Sehr geehrter Herr Dr. Reichel, werden Sie für einen Bundestags-Untersuchungsausschuss zur Aufarbeitung der Corona-Maskengeschäfte unterschreiben? Vielen Dank im Voraus für die Antwort. Viele Grüße
Unterschriften für Corona-Untersuchungsausschuss | STERN.de https://share.google/9ub9n4n1B3OYLJywL
Sehr geehrter Herr S.,
vielen Dank für Ihre Frage bezüglich einer möglichen Einsetzung eines Untersuchungsausschusses.

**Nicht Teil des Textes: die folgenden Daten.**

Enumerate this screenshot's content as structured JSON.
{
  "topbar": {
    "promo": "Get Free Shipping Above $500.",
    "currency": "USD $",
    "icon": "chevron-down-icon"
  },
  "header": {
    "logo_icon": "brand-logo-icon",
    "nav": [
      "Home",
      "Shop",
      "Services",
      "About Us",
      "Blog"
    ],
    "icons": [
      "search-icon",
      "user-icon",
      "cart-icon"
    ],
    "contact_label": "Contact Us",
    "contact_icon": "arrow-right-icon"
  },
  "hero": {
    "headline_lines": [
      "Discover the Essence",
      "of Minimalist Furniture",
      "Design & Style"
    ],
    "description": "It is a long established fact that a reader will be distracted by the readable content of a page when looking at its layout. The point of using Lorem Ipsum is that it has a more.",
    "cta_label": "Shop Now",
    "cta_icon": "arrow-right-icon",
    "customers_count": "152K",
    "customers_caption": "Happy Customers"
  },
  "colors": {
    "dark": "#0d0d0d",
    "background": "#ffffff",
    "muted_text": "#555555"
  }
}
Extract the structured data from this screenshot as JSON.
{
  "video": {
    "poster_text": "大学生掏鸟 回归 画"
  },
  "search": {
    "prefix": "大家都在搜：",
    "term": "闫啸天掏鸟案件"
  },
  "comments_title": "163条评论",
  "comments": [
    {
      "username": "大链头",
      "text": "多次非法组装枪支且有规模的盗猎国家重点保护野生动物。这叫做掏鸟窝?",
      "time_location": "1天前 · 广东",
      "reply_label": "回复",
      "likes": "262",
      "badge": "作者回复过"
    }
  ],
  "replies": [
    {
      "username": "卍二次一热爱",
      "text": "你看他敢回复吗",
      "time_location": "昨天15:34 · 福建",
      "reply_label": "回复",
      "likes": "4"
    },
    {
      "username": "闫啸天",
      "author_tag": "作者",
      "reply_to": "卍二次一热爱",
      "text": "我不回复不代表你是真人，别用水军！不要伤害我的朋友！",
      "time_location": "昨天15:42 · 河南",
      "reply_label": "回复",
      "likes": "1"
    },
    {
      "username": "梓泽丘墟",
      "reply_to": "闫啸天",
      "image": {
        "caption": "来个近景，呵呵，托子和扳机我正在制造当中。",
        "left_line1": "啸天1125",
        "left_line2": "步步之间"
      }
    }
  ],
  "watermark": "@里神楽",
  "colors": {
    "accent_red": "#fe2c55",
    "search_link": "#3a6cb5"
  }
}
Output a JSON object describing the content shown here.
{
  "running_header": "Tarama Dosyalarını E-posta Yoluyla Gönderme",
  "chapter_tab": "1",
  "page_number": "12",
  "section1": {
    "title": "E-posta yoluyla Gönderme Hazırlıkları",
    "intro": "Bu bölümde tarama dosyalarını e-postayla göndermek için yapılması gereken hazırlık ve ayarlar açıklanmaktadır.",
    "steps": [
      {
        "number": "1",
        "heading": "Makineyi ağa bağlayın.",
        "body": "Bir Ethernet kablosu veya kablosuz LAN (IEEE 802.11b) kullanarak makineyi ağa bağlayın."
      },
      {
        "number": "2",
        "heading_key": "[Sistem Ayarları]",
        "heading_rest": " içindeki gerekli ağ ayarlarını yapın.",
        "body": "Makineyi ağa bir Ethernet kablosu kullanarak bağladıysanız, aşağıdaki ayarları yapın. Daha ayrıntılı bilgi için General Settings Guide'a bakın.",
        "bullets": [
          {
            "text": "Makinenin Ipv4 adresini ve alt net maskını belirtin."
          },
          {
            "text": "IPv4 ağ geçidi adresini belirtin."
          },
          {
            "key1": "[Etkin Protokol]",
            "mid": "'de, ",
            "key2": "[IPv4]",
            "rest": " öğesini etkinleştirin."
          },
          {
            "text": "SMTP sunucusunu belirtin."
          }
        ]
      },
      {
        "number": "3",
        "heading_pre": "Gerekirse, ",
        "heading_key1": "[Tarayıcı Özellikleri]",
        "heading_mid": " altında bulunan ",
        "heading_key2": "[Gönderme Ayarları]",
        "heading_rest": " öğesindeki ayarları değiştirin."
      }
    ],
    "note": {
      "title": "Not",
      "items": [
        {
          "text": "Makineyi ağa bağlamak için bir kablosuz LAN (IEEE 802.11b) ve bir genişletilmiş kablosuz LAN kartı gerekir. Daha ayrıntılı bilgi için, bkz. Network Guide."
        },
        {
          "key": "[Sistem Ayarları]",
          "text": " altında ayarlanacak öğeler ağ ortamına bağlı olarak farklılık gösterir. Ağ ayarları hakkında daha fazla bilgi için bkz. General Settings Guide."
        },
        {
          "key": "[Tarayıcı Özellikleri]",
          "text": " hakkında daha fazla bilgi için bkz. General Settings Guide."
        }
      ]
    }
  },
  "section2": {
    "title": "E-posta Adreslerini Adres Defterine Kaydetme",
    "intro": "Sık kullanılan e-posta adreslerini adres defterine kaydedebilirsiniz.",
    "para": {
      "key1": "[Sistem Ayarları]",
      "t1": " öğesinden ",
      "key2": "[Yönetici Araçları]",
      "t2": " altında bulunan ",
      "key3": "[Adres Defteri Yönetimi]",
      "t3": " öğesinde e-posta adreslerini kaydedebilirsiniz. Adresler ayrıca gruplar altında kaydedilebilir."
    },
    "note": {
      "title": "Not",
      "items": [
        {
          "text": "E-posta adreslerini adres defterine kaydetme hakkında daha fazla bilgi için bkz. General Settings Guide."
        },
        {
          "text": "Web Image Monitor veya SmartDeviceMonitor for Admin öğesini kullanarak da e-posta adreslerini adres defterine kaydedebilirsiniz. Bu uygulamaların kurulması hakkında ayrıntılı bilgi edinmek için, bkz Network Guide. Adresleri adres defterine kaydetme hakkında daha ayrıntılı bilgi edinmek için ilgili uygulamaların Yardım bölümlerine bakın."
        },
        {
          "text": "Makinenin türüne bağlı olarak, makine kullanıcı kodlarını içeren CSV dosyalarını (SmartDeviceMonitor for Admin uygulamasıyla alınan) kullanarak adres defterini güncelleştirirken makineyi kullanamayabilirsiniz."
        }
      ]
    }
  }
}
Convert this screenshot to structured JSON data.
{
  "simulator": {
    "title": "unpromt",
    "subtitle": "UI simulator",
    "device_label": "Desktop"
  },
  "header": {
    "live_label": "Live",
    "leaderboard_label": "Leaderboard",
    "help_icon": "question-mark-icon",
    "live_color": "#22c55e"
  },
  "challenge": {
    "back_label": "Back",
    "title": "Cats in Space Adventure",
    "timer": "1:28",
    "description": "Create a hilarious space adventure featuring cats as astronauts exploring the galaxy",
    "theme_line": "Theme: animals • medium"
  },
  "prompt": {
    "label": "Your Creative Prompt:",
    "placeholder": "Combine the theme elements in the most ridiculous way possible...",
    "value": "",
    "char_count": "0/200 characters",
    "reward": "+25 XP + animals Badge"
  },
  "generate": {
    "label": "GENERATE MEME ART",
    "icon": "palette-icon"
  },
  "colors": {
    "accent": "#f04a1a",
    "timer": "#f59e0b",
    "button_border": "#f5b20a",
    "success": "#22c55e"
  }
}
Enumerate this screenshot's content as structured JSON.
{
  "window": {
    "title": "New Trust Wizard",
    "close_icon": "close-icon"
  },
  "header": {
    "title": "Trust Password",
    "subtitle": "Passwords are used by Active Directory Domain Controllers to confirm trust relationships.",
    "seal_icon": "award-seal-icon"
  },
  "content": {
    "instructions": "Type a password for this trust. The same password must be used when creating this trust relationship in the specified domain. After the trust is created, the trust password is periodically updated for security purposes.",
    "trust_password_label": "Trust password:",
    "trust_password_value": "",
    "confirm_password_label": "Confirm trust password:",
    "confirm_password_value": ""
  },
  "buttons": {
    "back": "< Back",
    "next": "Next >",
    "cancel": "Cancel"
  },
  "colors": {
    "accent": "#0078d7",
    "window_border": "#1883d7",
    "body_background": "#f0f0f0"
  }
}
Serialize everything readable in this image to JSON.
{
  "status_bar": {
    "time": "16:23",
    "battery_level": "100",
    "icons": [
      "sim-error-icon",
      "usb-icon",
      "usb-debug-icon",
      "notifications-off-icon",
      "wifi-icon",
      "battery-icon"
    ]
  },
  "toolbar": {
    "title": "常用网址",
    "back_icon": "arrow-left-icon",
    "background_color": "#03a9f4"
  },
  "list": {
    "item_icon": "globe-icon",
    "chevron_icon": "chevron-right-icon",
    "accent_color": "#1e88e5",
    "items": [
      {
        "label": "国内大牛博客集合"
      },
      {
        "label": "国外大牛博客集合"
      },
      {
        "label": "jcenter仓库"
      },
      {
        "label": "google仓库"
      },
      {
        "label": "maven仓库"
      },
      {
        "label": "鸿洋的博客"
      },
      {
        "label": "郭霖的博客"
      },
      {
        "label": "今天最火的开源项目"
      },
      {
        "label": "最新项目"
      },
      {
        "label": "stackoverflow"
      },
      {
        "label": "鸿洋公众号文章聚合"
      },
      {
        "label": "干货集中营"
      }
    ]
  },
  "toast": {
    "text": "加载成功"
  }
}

Demokratie hat dafür Sorge zu tragen, mögliche Verfehlungen bei politischen Entscheidungen konsequent aufzuklären – unabhängig davon, um welche Personen oder Parteien es geht. Dabei ist ein Untersuchungsausschuss ein legitimes Instrument der parlamentarischen Kontrolle. Ich möchte aber betonen, dass die CDU/CSU-Bundestagsfraktion jederzeit großen Wert auf Transparenz und die ordnungsgemäße Verwendung von Steuergeldern legt. Am 10. Juli hat der Deutsche Bundestag eine Enquete-Kommission zur Aufarbeitung der Corona-Pandemie eingesetzt. Diese wird auch die staatliche Beschaffung und Vergabe von Masken und Schutzkleidung kritisch prüfen. Es ist mir, wie auch der gesamten CDU/CSU-Bundestagsfraktion, wichtig, die Ereignisse der Kommission sehr ernst zu nehmen.
Aber bei aller Aufarbeitung darf man die Umstände zu Beginn der Corona-Pandemie nicht außer Acht lassen. Während der Corona-Pandemie hat sich Deutschland in einem absoluten Ausnahmezustand befunden. Weltweit war die Nachfrage nach Masken und die Möglichkeiten deren Beschaffung chaotisch. China, der Hersteller von rund 80 Prozent des weltweiten Maskenbedarfs, befand sich im Lockdown und hatte den Export aufgrund des eigenen Bedarfs weitgehend gestoppt. In deutschen Krankenhäusern, Arztpraxen und Pflegeheimen fehlten Masken. Formal wären die Bundesländer für die Beschaffung zuständig gewesen, der Bund sprang hier ein, auch weil man keinen Bieterwettbewerb zwischen 16 Bundesländern auf dem Weltmarkt provozieren wollte. Den Beschaffungsämtern des Bundes bei BMI und BMVg gelang keine ausreichende Masken-Beschaffung. In der Folge übernahm auch das BMG die Aufgabe mit, mit dem klaren Ziel, Masken zu beschaffen, um Leben zu schützen und die Funktionsfähigkeit des Gesundheitssystems aufrechtzuerhalten.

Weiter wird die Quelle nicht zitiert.